Salomón Issa Tafich analiza el crecimiento de Coahuila hacia 2026, destacando la infraestructura avanzada y la estabilidad operativa como ejes de atracción.
La dinámica económica del norte de México atraviesa un punto de inflexión donde la disponibilidad de tierra ha dejado de ser el único factor determinante para la inversión. Coahuila, gracias a su histórica vocación manufacturera, se posiciona como un receptor natural de proyectos globales, aunque el reto inmediato radica en la modernización de su oferta.

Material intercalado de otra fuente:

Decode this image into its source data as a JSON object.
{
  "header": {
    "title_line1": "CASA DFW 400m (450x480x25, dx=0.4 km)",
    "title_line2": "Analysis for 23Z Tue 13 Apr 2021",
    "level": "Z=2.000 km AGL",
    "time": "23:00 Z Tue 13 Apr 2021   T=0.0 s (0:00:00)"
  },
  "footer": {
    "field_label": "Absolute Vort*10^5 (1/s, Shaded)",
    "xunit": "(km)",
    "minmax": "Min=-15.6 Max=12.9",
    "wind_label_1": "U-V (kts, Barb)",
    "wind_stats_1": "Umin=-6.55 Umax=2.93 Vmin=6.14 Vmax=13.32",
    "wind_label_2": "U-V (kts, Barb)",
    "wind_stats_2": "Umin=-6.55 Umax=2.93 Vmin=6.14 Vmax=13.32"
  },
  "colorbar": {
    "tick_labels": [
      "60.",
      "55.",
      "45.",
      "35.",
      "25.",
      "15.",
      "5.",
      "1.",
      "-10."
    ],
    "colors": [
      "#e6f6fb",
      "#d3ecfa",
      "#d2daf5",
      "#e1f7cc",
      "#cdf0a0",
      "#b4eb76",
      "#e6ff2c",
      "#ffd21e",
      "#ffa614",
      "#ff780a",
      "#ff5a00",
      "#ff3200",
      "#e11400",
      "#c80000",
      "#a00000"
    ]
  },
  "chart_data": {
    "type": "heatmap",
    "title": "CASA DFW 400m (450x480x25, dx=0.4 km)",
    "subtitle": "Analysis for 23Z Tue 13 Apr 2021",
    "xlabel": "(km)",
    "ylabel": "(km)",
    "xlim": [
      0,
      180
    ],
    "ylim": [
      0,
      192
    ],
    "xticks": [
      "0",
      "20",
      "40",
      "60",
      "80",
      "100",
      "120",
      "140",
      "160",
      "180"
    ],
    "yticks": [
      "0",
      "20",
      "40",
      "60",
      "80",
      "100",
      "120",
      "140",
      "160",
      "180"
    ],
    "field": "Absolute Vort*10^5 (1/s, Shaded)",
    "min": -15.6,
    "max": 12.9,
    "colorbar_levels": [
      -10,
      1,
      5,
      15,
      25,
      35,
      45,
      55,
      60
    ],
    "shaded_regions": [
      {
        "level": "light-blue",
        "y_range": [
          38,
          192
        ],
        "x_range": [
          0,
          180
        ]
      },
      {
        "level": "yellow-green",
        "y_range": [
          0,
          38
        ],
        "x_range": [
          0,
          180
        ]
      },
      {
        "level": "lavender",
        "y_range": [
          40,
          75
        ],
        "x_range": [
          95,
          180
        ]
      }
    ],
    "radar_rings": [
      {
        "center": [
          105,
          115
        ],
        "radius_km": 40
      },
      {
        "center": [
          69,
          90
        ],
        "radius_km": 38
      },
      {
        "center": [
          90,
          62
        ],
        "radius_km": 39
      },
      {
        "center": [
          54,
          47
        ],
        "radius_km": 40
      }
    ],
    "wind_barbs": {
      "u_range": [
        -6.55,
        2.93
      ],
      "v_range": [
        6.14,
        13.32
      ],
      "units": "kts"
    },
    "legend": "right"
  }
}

En este escenario, el potencial industrial para 2026 se fundamenta en la creación de entornos operativos que garanticen eficiencia a largo plazo. Para el empresario Salomón Issa Tafich, la entidad debe enfocarse en elevar los estándares de su ecosistema para capturar proyectos de mayor valor agregado.
A pesar de que Coahuila se mantiene firme en el octavo puesto nacional en cuanto a parques industriales, concentrando el 4.6% de la infraestructura del país, la competencia regional exige una evolución cualitativa.
La brecha frente a otros estados del norte no es meramente estadística, sino de especialización en servicios.
“Coahuila tiene una vocación fabricante probada y una ubicación que le permite competir en el norte del país, pero el siguiente paso es sofisticar nuestra oferta industrial”, afirmó Salomón Issa Tafich.
Bajo esta lógica, el crecimiento para los próximos años dependerá de la transición hacia modelos de infraestructura que prioricen la tecnología y la sostenibilidad.
La saturación de los corredores industriales tradicionales, particularmente en Ramos Arizpe, ha impulsado la apertura de nuevos frentes de desarrollo en zonas como Derramadero. Proyectos de gran escala, como el SIMSA Industrial Park, responden a esta necesidad con más de 17 millones de pies cuadrados diseñados bajo normativas internacionales.
Este complejo no solo ofrece una ubicación estratégica con acceso a las principales rutas hacia Estados Unidos y el centro de México, sino que integra una red de servicios críticos: fibra óptica, gas natural y alta capacidad energética. Esta infraestructura es la que permite a sectores como la manufactura avanzada y la logística operar con estándares de clase mundial.
La mirada del capital extranjero se ha vuelto mucho más analítica respecto a las condiciones de largo plazo. En un entorno global incierto, la estabilidad en el suministro de recursos y el acceso a talento técnico son las verdaderas monedas de cambio.
Salomón Issa Tafich enfatiza que el atractivo del estado se mide en la solidez de sus plataformas: “El inversionista que llega hoy no solo evalúa la cercanía a la frontera o el costo del suelo; evalúa energía confiable, recursos como talento técnico y estabilidad operativa para los próximos diez o veinte años”.
Consolidar estas garantías será la clave para que Coahuila transforme su ventaja competitiva.